IL: Def stopped when he saw police lights but encounter was consensual and initiated by community caretaking function

Defendant pulled over because a police car fast approached him from behind, and the officer pulled in behind and turned on his take down light, they both stopped, and the officer walked up to the car with a flashlight in hand and leaned in the window. This was not a seizure under Illinois case law. Instead, the court finds this consensual and the encounter was justified by the community caretaking function. People v. Biagi, 2017 IL App (5th) 150244, 2017 Ill. App. LEXIS 1 (Jan. 5, 2017)*:

Here, the circuit court found that “the trooper activated his ‘take down’ lights, being white lights to illuminate the area, and exited his vehicle. These [a]ctions would be seen by the [d]efendant as a command to stay put. Therefore, [the] [d]efendant was detained by the trooper.” The defendant argues that the circuit court’s ruling should be affirmed because a reasonable person in these circumstances would not have felt free to leave.
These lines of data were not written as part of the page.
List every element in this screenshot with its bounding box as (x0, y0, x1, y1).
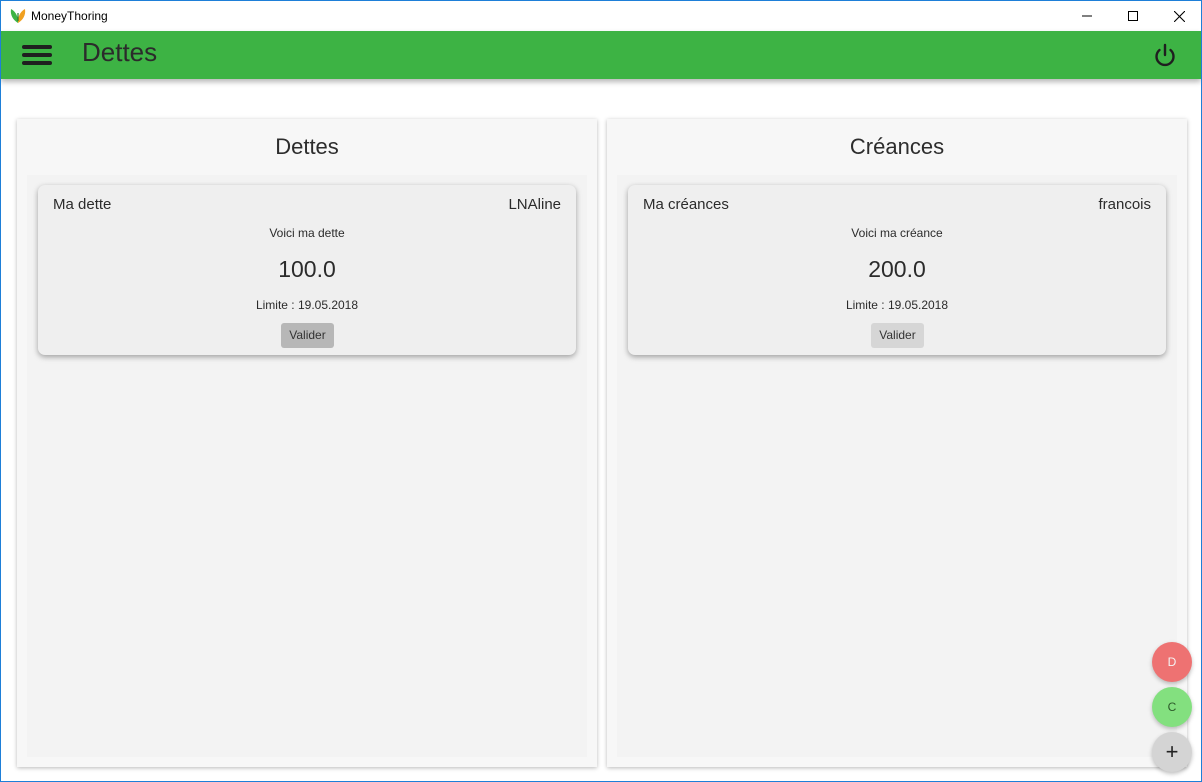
validate-debt-button[interactable]: Valider (281, 323, 334, 348)
hamburger-menu-icon[interactable] (21, 43, 53, 67)
window-title: MoneyThoring (31, 9, 108, 23)
app-logo-icon (10, 9, 26, 23)
minimize-icon (1082, 15, 1092, 17)
add-fab[interactable]: + (1152, 732, 1192, 772)
debt-card: Ma dette LNAline Voici ma dette 100.0 Li… (38, 185, 576, 355)
debts-panel: Dettes Ma dette LNAline Voici ma dette 1… (17, 119, 597, 767)
credit-amount: 200.0 (868, 256, 926, 282)
power-icon[interactable] (1151, 42, 1179, 70)
credit-person: francois (1098, 196, 1151, 213)
title-bar: MoneyThoring (1, 1, 1201, 31)
debts-list: Ma dette LNAline Voici ma dette 100.0 Li… (27, 175, 587, 757)
close-icon (1173, 10, 1185, 22)
page-title: Dettes (82, 37, 158, 67)
credit-limit: Limite : 19.05.2018 (845, 298, 949, 312)
credits-header: Créances (849, 134, 945, 159)
validate-credit-button[interactable]: Valider (871, 323, 924, 348)
credit-title: Ma créances (643, 196, 729, 213)
app-bar: Dettes (1, 31, 1201, 79)
credits-list: Ma créances francois Voici ma créance 20… (617, 175, 1177, 757)
maximize-button[interactable] (1110, 1, 1156, 31)
debt-limit: Limite : 19.05.2018 (255, 298, 359, 312)
debt-description: Voici ma dette (269, 226, 345, 240)
add-debt-fab[interactable]: D (1152, 642, 1192, 682)
debt-amount: 100.0 (278, 256, 336, 282)
app-window: MoneyThoring Dettes Dettes Ma dette LNAl… (0, 0, 1202, 782)
maximize-icon (1128, 11, 1138, 21)
debt-person: LNAline (508, 196, 561, 213)
debt-title: Ma dette (53, 196, 112, 213)
minimize-button[interactable] (1064, 1, 1110, 31)
credit-description: Voici ma créance (851, 226, 943, 240)
credits-panel: Créances Ma créances francois Voici ma c… (607, 119, 1187, 767)
add-credit-fab[interactable]: C (1152, 687, 1192, 727)
credit-card: Ma créances francois Voici ma créance 20… (628, 185, 1166, 355)
close-button[interactable] (1156, 1, 1201, 31)
debts-header: Dettes (275, 134, 339, 159)
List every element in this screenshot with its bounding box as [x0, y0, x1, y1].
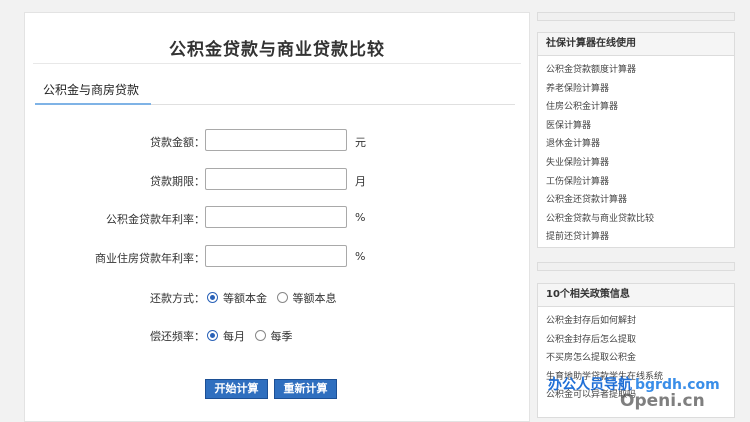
sidebar-top-strip	[537, 12, 735, 21]
calculator-link[interactable]: 公积金贷款额度计算器	[546, 61, 734, 80]
calculator-links-list: 公积金贷款额度计算器 养老保险计算器 住房公积金计算器 医保计算器 退休金计算器…	[538, 56, 734, 247]
title-divider	[33, 63, 521, 64]
radio-selected-icon	[207, 292, 218, 303]
recalculate-button[interactable]: 重新计算	[274, 379, 337, 399]
repayment-method-label: 还款方式：	[150, 292, 205, 305]
radio-selected-icon	[207, 330, 218, 341]
page-title: 公积金贷款与商业贷款比较	[169, 40, 385, 60]
radio-empty-icon	[254, 330, 266, 341]
radio-label: 等额本金	[223, 292, 267, 305]
tab-active-indicator	[35, 103, 151, 105]
fund-rate-unit: %	[355, 211, 366, 224]
tab-housing-loan[interactable]: 公积金与商房贷款	[43, 81, 139, 98]
radio-label: 等额本息	[292, 292, 337, 305]
radio-equal-installment[interactable]: 等额本息	[276, 292, 337, 305]
calculator-link[interactable]: 医保计算器	[546, 117, 734, 136]
commercial-rate-unit: %	[355, 250, 366, 263]
repayment-frequency-group: 每月 每季	[207, 328, 299, 344]
loan-term-unit: 月	[355, 175, 366, 188]
loan-amount-input[interactable]	[205, 129, 347, 151]
calculator-link[interactable]: 提前还贷计算器	[546, 228, 734, 247]
radio-monthly[interactable]: 每月	[207, 330, 245, 343]
radio-equal-principal[interactable]: 等额本金	[207, 292, 267, 305]
calculator-links-box: 社保计算器在线使用 公积金贷款额度计算器 养老保险计算器 住房公积金计算器 医保…	[537, 32, 735, 248]
calculator-link[interactable]: 退休金计算器	[546, 135, 734, 154]
fund-rate-label: 公积金贷款年利率：	[106, 213, 205, 226]
radio-empty-icon	[276, 292, 288, 303]
repayment-method-group: 等额本金 等额本息	[207, 290, 343, 306]
calculator-link[interactable]: 失业保险计算器	[546, 154, 734, 173]
calculator-links-title: 社保计算器在线使用	[538, 33, 734, 56]
repayment-frequency-label: 偿还频率：	[150, 330, 205, 343]
calculator-link[interactable]: 工伤保险计算器	[546, 173, 734, 192]
policy-links-title: 10个相关政策信息	[538, 284, 734, 307]
calculate-button[interactable]: 开始计算	[205, 379, 268, 399]
policy-link[interactable]: 公积金封存后怎么提取	[546, 331, 734, 350]
fund-rate-input[interactable]	[205, 206, 347, 228]
loan-term-label: 贷款期限：	[150, 175, 205, 188]
policy-link[interactable]: 不买房怎么提取公积金	[546, 349, 734, 368]
calculator-link[interactable]: 公积金贷款与商业贷款比较	[546, 210, 734, 229]
loan-amount-label: 贷款金额：	[150, 136, 205, 149]
loan-amount-unit: 元	[355, 136, 366, 149]
policy-link[interactable]: 公积金封存后如何解封	[546, 312, 734, 331]
commercial-rate-label: 商业住房贷款年利率：	[95, 252, 205, 265]
main-panel: 公积金贷款与商业贷款比较 公积金与商房贷款 贷款金额： 元 贷款期限： 月 公积…	[24, 12, 530, 422]
sidebar-middle-strip	[537, 262, 735, 271]
loan-term-input[interactable]	[205, 168, 347, 190]
radio-label: 每季	[270, 330, 293, 343]
radio-quarterly[interactable]: 每季	[254, 330, 293, 343]
calculator-link[interactable]: 养老保险计算器	[546, 80, 734, 99]
calculator-link[interactable]: 公积金还贷款计算器	[546, 191, 734, 210]
radio-label: 每月	[223, 330, 245, 343]
calculator-link[interactable]: 住房公积金计算器	[546, 98, 734, 117]
commercial-rate-input[interactable]	[205, 245, 347, 267]
watermark-logo: Openi.cn	[620, 391, 705, 411]
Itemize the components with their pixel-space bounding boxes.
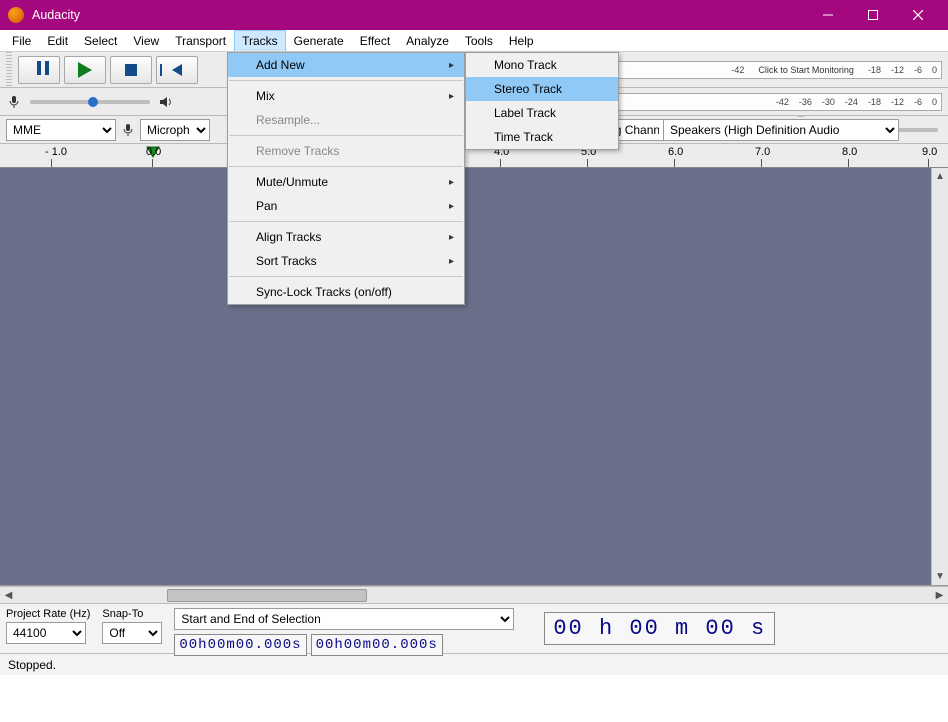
pause-icon	[37, 61, 41, 78]
tracks-menu[interactable]: Add New▸ Mix▸Resample... Remove Tracks Mute…	[227, 52, 465, 305]
mic-icon	[120, 122, 136, 138]
menu-item[interactable]: Sort Tracks▸	[228, 249, 464, 273]
scroll-down-icon[interactable]: ▼	[932, 568, 948, 585]
skip-start-icon	[172, 64, 182, 76]
selection-toolbar: Project Rate (Hz) 44100 Snap-To Off Star…	[0, 603, 948, 653]
selection-mode-select[interactable]: Start and End of Selection	[174, 608, 514, 630]
stop-icon	[125, 64, 137, 76]
menu-item[interactable]: Align Tracks▸	[228, 225, 464, 249]
window-title: Audacity	[32, 8, 805, 22]
audio-host-select[interactable]: MME	[6, 119, 116, 141]
menu-item: Remove Tracks	[228, 139, 464, 163]
recording-volume-slider[interactable]	[26, 100, 154, 104]
toolbar-grip[interactable]	[6, 52, 12, 87]
pause-button[interactable]	[18, 56, 60, 84]
statusbar: Stopped.	[0, 653, 948, 675]
project-rate-select[interactable]: 44100	[6, 622, 86, 644]
play-button[interactable]	[64, 56, 106, 84]
snap-to-select[interactable]: Off	[102, 622, 162, 644]
meter-tick: -18	[868, 65, 881, 75]
horizontal-scrollbar[interactable]: ◀ ▶	[0, 586, 948, 603]
scroll-up-icon[interactable]: ▲	[932, 168, 948, 185]
mic-icon	[6, 94, 22, 110]
meter-tick: -30	[822, 97, 835, 107]
ruler-tick: 6.0	[668, 146, 683, 158]
meter-tick: -12	[891, 97, 904, 107]
meter-tick: -12	[891, 65, 904, 75]
meter-tick: -6	[914, 97, 922, 107]
close-button[interactable]	[895, 0, 940, 30]
meter-prompt: Click to Start Monitoring	[758, 65, 854, 75]
ruler-tick: 7.0	[755, 146, 770, 158]
meter-tick: 0	[932, 97, 937, 107]
recording-device-select[interactable]: Microph	[140, 119, 210, 141]
menu-tracks[interactable]: Tracks	[234, 30, 286, 51]
meter-tick: -24	[845, 97, 858, 107]
play-icon	[78, 62, 92, 78]
menu-item[interactable]: Mono Track	[466, 53, 618, 77]
maximize-button[interactable]	[850, 0, 895, 30]
ruler-tick: 9.0	[922, 146, 937, 158]
menu-item[interactable]: Mix▸	[228, 84, 464, 108]
ruler-tick: 0.0	[146, 146, 161, 158]
recording-meter[interactable]: -42 Click to Start Monitoring -18 -12 -6…	[569, 61, 942, 79]
add-new-submenu[interactable]: Mono TrackStereo TrackLabel TrackTime Tr…	[465, 52, 619, 150]
skip-start-button[interactable]	[156, 56, 198, 84]
menu-item: Resample...	[228, 108, 464, 132]
menu-item[interactable]: Time Track	[466, 125, 618, 149]
menu-item[interactable]: Mute/Unmute▸	[228, 170, 464, 194]
menu-help[interactable]: Help	[501, 30, 542, 51]
menu-item[interactable]: Label Track	[466, 101, 618, 125]
audio-position-time[interactable]: 00 h 00 m 00 s	[544, 612, 775, 645]
menu-select[interactable]: Select	[76, 30, 125, 51]
meter-tick: 0	[932, 65, 937, 75]
menubar: FileEditSelectViewTransportTracksGenerat…	[0, 30, 948, 52]
menu-item[interactable]: Sync-Lock Tracks (on/off)	[228, 280, 464, 304]
playback-device-select[interactable]: Speakers (High Definition Audio	[663, 119, 899, 141]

We disagree because this argument and the findings of the circuit court directly contradict established case law.

. . .

In summary, there was no coercive behavior by Williams, nor any threat thereof, nor was there any physical force or show of authority to restrain the defendant’s liberty. See Luedemann, 222 Ill. 2d at 554-58. For these reasons, we find the encounter between the defendant and Williams—prior to Williams’s observation of signs that the defendant was under the influence—was consensual and not a seizure, thereby rendering inapplicable any fourth amendment implications. As a result, the circuit court erred by finding that a seizure had occurred and by granting the defendant’s motion to suppress evidence on that basis. Accordingly, we reverse the portion of the circuit court’s order that granted the defendant’s motion to suppress.